We could also pause for a bit and entertain some more interesting questions and conspiracy theories, like, how in the world did the athletic department consolidate so much power to command such influence over orientation and admissions? Why does the Athletics Department occupy an especially exalted position, relative to other extracurricular activities (like the music department, for example, which also has sway over admissions, but much less)? 

Then there are more serious questions, fraught with hazards, like, How does the administration reconcile recruitment policies with the values of the College? Indeed, for students and outside observers alike, the prominence of athletics in admission continues to be a source of discussion. How does an admission policy that disproportionately promotes athletics shape the way we think about ourselves as a community? These are big questions. 

But finally, the ultimate question: What is varsity athletics, anyway?

The problem is, as Ned and Giaco point out, even if the Athletics Department really is doing something to contribute to the divide, we can only concede that they are actually doing precisely what their job is to do: promote varsity athletics. 

In a way, varsity athletics is a peculiar institution of American higher education. In most parts of the world, athletic programs are integrated into higher education exclusively as clubs, external to official administration. We could hardly say that their athletic experience is of any less worth or merit, any less serious or rigorous. It is therefore worth questioning how a varsity program even came about and why it was necessary: why do we need a behemoth institution to succeed on the field? Though we are far from the Division I schools (whose athletes, in some cases, feel the need to unionize), the fact remains that our programs are of a fundamentally different nature than club sports. 

The idea of varsity programs, as we know it, inherently implies an institution that is self-sustaining. Whereas mere athletic teams come into being to serve the serious athletic endeavors of athletic students, to provide an outlet and space for the diverse athletic needs of the community (see, for example, Nick Bruce’s article in this issue), a varsity program recruits student-athletes in order to sustain itself. It exists as an end in itself. It exists to win (or, according to some, to attract alumni donation). And in order to win, it must necessarily recruit, or risk falling apart in years of weak interest. 

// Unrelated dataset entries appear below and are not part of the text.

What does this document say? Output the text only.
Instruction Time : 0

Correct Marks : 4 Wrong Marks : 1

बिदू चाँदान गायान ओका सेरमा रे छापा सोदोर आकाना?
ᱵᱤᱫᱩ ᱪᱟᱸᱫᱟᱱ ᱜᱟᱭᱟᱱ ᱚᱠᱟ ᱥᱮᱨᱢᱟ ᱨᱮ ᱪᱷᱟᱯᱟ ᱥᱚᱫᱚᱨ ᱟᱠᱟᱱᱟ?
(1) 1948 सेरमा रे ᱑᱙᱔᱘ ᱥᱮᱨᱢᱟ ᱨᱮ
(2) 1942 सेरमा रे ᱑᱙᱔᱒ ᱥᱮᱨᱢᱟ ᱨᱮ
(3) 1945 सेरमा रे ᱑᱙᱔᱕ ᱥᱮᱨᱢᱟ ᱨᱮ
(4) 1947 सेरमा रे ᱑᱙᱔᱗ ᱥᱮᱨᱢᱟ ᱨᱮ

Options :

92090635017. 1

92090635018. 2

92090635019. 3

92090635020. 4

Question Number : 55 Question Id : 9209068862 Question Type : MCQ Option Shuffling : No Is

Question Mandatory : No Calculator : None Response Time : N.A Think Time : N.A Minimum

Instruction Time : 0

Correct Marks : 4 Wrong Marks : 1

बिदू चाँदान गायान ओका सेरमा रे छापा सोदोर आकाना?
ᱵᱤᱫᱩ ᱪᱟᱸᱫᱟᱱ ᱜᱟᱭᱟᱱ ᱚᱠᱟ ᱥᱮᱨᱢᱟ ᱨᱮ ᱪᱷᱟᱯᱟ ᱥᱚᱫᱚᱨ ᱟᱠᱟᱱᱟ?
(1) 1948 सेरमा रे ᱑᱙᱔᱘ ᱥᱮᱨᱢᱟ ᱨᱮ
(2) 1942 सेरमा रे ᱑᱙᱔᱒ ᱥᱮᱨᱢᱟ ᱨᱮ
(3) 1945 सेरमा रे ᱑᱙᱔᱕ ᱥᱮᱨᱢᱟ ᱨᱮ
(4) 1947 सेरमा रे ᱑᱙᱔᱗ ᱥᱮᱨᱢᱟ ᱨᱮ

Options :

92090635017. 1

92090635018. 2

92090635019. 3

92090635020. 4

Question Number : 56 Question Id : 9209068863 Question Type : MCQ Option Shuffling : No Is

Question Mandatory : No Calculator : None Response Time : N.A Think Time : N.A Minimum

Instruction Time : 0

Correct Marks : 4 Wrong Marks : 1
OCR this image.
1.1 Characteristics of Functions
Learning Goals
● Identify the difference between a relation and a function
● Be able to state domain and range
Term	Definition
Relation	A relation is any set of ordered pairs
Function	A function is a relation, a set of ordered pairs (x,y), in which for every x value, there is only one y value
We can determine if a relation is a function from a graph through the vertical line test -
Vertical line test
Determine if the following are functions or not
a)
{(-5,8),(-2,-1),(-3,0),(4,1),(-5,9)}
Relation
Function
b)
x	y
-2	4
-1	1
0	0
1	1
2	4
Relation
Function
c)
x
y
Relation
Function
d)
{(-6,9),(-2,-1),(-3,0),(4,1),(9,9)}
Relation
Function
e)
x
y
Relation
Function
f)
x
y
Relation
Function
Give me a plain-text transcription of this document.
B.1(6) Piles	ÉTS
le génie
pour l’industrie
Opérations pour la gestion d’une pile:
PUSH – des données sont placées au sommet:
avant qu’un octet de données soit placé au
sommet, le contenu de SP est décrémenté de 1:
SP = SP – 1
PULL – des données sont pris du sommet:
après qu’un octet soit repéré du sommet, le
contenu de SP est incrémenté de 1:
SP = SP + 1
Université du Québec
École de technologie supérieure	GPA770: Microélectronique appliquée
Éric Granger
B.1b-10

Of course it seems natural to us that teams exist to win. Professional clubs, after all, also recruit and trade players—in order to win. Varsity sports, in its serious aspirations to succeed, fittingly, do not exist for the community, but for the medals they bring back. Yet could it be possible, as unpalatable as this possibility may seem, that the athletics program that we so cherish is actually not in line with our values as an institution? 

I pose these questions not only because I’m curious, but also because I think as a community we ought to be more curious and critical about this. I doubt that we’re anywhere close to real answers, one way or another. But regardless of what the answers turn out to be, one thing is for sure: as much as we might pride ourselves in our athletics, we cannot simply write off the social divide as an unavoidable fallout of our yearnings for triumph on the fields and courts, and then proceed to suggest some ways of bridging that gulf. Because when we treat the divide as something that needs to be overcome, we only presuppose and accept as inevitable the original fault that divided us all, a fault that should never have existed in the first place.